Find your joy, find your passion in dancing!

When I was eight years old, I had a classmate named Sara who was a dancer. Coming from a wealthy family, Sara attended ballet and tap dance classes; things that were uncommon during my childhood.

The majority of my other classmates and I were from middle-income families and extracurricular activities such as dancing that incurred a fee weren't within our families' means. Oh, how I loved to watch Sara perform during our concerts. She was a beautiful girl, both inside and out --sweet, friendly, and talented, and was well-loved by both her friends and teachers.

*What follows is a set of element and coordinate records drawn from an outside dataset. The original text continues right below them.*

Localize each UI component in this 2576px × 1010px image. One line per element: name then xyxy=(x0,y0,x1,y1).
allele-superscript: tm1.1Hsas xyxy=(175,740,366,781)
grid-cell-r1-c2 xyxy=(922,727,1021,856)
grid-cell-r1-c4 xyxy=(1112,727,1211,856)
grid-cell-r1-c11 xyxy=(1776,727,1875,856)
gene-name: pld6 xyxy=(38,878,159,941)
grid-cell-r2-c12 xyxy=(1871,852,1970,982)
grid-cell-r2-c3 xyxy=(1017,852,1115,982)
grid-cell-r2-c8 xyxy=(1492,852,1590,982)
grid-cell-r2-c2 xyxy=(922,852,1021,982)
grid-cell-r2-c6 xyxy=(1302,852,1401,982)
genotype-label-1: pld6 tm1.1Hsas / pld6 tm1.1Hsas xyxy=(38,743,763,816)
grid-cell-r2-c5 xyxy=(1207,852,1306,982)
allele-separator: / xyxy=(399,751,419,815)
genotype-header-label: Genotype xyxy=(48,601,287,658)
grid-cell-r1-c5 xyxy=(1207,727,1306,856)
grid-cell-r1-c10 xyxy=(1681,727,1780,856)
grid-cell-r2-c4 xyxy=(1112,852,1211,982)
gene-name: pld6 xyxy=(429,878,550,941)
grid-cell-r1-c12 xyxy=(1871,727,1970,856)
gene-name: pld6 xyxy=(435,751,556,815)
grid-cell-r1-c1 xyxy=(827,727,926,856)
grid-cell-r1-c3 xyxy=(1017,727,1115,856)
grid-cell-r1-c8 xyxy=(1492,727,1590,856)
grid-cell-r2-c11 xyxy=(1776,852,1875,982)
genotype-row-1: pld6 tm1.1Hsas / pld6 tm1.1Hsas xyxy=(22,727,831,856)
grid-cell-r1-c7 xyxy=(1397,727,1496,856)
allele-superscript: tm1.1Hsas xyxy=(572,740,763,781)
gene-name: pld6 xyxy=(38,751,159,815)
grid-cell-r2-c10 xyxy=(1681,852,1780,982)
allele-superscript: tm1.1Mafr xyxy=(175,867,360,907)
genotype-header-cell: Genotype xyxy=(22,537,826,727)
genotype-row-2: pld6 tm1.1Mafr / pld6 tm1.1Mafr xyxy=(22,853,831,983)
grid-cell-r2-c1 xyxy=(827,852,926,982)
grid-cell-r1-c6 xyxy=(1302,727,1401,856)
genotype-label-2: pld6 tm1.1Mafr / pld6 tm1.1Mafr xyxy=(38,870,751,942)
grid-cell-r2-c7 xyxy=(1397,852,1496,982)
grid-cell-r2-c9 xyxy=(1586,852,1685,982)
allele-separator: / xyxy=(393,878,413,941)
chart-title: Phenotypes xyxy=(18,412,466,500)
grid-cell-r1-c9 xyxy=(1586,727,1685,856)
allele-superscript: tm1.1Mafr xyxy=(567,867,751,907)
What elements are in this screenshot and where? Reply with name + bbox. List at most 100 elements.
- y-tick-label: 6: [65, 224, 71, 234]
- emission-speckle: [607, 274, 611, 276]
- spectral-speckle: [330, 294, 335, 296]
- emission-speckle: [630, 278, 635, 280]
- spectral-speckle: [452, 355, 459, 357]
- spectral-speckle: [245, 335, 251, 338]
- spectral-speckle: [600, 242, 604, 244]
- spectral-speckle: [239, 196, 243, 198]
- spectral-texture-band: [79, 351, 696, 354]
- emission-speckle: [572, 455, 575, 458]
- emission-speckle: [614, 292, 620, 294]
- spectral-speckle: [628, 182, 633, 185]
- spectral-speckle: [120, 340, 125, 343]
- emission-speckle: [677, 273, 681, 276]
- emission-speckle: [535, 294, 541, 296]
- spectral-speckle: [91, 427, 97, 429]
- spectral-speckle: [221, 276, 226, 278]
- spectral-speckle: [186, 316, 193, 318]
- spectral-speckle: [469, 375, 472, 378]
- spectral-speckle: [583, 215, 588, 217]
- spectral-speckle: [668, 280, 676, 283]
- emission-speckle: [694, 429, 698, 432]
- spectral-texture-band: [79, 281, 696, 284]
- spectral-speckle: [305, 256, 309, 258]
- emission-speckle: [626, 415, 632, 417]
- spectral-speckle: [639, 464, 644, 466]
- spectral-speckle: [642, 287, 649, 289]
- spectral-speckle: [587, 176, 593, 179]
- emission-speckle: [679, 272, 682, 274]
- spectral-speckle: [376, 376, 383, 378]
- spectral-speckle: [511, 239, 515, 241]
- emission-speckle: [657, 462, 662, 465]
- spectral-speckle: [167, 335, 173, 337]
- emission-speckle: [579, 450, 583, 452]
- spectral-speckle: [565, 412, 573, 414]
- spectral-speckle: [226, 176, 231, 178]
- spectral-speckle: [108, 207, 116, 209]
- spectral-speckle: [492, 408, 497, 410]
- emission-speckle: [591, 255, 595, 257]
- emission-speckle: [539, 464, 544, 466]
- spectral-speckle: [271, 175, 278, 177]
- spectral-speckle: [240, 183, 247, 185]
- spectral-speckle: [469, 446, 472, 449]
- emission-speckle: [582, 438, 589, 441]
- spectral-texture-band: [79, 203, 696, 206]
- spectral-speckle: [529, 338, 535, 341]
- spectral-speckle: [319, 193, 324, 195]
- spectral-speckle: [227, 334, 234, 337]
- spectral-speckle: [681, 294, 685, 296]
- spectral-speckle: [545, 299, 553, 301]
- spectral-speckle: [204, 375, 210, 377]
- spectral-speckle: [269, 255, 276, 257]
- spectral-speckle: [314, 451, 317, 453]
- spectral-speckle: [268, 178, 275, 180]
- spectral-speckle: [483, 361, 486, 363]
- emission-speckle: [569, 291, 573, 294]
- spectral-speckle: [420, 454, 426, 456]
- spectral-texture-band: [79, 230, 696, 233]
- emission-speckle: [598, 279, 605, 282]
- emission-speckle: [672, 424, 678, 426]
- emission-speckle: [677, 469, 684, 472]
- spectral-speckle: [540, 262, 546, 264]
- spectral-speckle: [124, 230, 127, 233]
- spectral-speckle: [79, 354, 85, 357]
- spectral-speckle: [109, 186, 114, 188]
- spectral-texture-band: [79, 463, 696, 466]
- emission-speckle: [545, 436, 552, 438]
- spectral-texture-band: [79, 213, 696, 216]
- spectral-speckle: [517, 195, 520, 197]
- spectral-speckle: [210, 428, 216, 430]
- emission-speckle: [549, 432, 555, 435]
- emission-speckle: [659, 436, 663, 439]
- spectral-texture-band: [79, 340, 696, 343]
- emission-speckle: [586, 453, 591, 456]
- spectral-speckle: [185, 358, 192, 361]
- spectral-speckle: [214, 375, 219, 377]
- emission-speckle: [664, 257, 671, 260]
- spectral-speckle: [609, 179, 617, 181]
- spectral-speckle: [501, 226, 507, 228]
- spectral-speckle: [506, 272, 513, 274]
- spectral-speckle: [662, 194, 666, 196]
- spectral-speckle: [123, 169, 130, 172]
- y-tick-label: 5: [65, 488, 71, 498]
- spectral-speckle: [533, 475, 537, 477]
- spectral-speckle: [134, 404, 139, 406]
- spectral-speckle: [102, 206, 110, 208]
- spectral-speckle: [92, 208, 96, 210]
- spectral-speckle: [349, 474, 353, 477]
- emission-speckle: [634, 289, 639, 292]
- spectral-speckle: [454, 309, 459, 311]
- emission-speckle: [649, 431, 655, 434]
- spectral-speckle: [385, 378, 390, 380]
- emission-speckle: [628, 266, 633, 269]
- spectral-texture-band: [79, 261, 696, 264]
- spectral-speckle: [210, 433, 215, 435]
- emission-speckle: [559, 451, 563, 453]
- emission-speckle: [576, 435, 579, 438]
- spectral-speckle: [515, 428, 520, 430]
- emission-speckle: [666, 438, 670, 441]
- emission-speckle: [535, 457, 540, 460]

Sara knew that my parents couldn't afford dance class for me. Whenever we gathered around her to ask her about her dancing, she would show us some of her dance steps and even taught us how to do them. That made her even more popular. I envied Sara, and her life. I was so disappointed that my parents couldn't afford dance classes for me. Being the youngest of five children, my parents had other more important bills to worry about. But of course, back then I didn't understand.

All I knew was that I was so into dancing and wanted to learn just like Sara was. I practically begged and cried so my mom would cave in and send me to classes but my mom kept repeating to me that we hadn't enough money for that.

So every chance I had, I would ask Sara to teach me more dance moves, both ballet and tap dance, and she obliged.

I didn't let anything deter me from dancing; if it was free, I was in. Whenever I had the opportunity to learn dancing, any kind of dancing such as the traditional Malay dance taught by any of the school teachers, I would sign up for it. I was always one of the best dancers in the group, and during concerts the teachers would position me in front of the group to lead the girls.

While Sara excelled in her performances the wealthy could afford and the poor look up towards, I excelled and enjoyed learning dances that were taught for free and shone at concerts. My dad, who played the trumpet, and comes from a musically-inclined background, attended all my performances. He sat at the front row to show his support. And he would later go on to tell me how the other parents would compliment me on my dancing. I felt great and I knew he was proud of his little girl. I even remember leading the dance team, doing the Hawaiian Dance during the school sports day.

Move forward today -- the millennials are a fortunate bunch as they can take up whatever they want to as we, parents, can afford it. My 15-year-old daughter is currently looking for a contemporary dance dance teacher. Like any other parent I had enrolled her in ballet, tap dance and contemporary dance when she was much younger. She didn't show any crazy passion for any, sadly. But she did perform well and was the eye candy at her concerts.  Today I attend all of her performances, mainly acting, and some dancing taught in her school. I want her to be exposed to the different dances out there but to also be the one who wanted to attend this classes because she is interested in the dance. Nothing good happens when you force a kid to learn something that she isn't passionate about.

I, on the other hand, have enrolled in salsa and bachata classes, and recently, line dancing. It's more than six months since I started learning bachata and I truly enjoy it. It is a partner dance, led by the male. I think perhaps, in bachata, you are as good as the guy that leads you. I do get frustrated at times, so I have now started line dancing classes.

My teenager thinks line dancing is for older folks, so she told me I was old for doing it. Who cares, as long I have fun dancing, and meet other women who love dancing. It does help boost your memory as you have to remember all the steps and coordinated moves. I exercise regularly and yet I find certain muscles sore the next day after dancing; so I guess it is a great way to exercise too! My mom would be proud as we dance to awesome country and western songs and it does bring back fond memories of her singing to the songs.

Till today I think about Sara. We lost contact in secondary school. The last I heard she had quit professional dancing and was doing charity work in Singapore.